Although the federal contractor mandate was not before the Supreme Court in the decisions issued today, those decisions do have several important repercussions for some federal contractors. First, matters are simpler for contractors concerned about overlapping coverage under the contractor mandate and OSHA's mandate. With both stayed, they are covered by neither.
Second, subject to any conflicting state legal considerations, contractors that are also Medicare healthcare providers need to move quickly to come into compliance if they had delayed due to an injunction previously in effect in part of the country. Any organization covered by the healthcare mandate remains covered by the healthcare mandate, regardless of any other mandates.
Last, the Supreme Court's decisions suggest the court may greet the federal contractor mandate with skepticism. It did not find authority for a vaccine mandate in the OSH Act, which at least has emergency provisions and a central purpose of protecting employee health and safety. And although the Court found authority for the CMS mandate in various statutory provisions permitting requirements "in the interest of the health and safety of individuals," it gave little attention to the government's originally proffered source of authority, a general grant of authority to issue regulations "as may be necessary to the efficient administration of the functions" of the program.

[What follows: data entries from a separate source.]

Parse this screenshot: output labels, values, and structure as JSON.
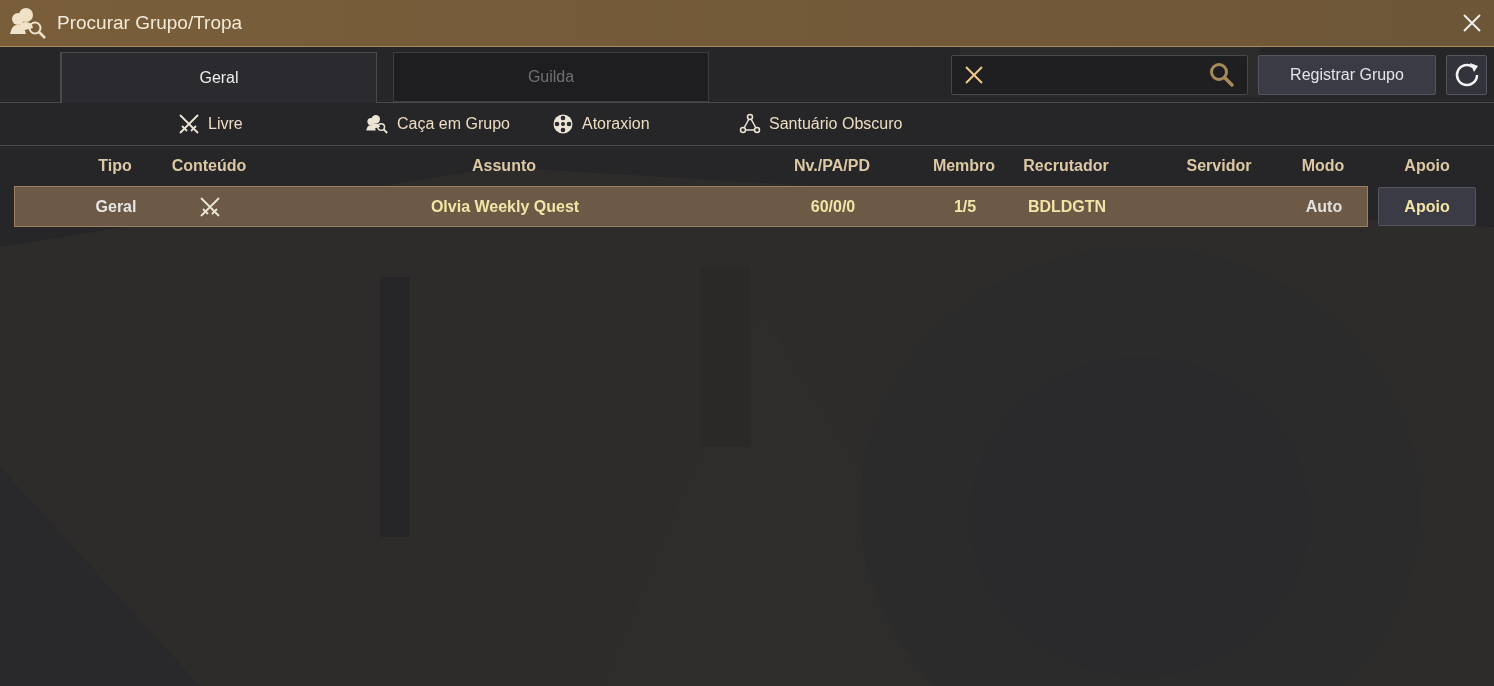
{
  "window": {
    "title": "Procurar Grupo/Tropa"
  },
  "tabs": [
    {
      "label": "Geral",
      "selected": true
    },
    {
      "label": "Guilda",
      "selected": false
    }
  ],
  "register_button": "Registrar Grupo",
  "filters": [
    {
      "label": "Livre",
      "kind": "swords"
    },
    {
      "label": "Caça em Grupo",
      "kind": "party"
    },
    {
      "label": "Atoraxion",
      "kind": "orb"
    },
    {
      "label": "Santuário Obscuro",
      "kind": "nodes"
    }
  ],
  "table": {
    "columns": [
      "Tipo",
      "Conteúdo",
      "Assunto",
      "Nv./PA/PD",
      "Membro",
      "Recrutador",
      "Servidor",
      "Modo",
      "Apoio"
    ],
    "rows": [
      {
        "type": "Geral",
        "content": {
          "kind": "swords"
        },
        "subject": "Olvia Weekly Quest",
        "level_ap_dp": "60/0/0",
        "members": "1/5",
        "recruiter": "BDLDGTN",
        "mode": "Auto",
        "action": "Apoio"
      }
    ]
  }
}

The source of authority for the federal contractor vaccination mandate is the Federal Property and Administrative Services Act of 1949, and specifically its command to the president to issue rules to ensure "economy and efficiency" in government procurement. That sounds much like "efficient administration" and seems even further removed from worker safety than the provisions of the OSH Act.
State Law Preemption
The Supreme Court also did not directly consider the impact of any federal vaccination mandate on conflicting state law in places such as Florida and Montana, although in briefs or oral argument before the Court some states went so far as to concede that the CMS rule preempts state law. Conflict preemption is in view when it is literally impossible to comply with both federal and state law. This preemption analysis also requires a court to consider whether the federal agency issuing the rules exceeded its statutory authority or acted arbitrarily. The Court has now spoken to this issue as relates to the OSHA and CMS mandates in a manner that is likely to aid lower courts that begin to address preemption questions.
The next round of rulings on the OSHA and CMS mandates will be on the merits guided by the Court's decisions today. They will also influence decisions involving the federal contractor mandate and state law preemption, but we will have to wait to see the manner in which courts finally resolve these issues.
1 Nat'l Fed'n of Indep. Bus. v. Dep't of Labor, Case No. 21A244 (Jan. 13, 2022); Ohio v. Dep't of Labor, Case No. 21A247 (Jan. 13, 2022).
2 Ala. Ass'n of Realtors v. Dep't of Health & Human Servs., 594 U.S. __ (2021).
3 Biden v. Missouri, Case No. 21A240 (Jan. 13, 2022); Becerra v. Louisiana, Case No. 21A241 (Jan. 13, 2022).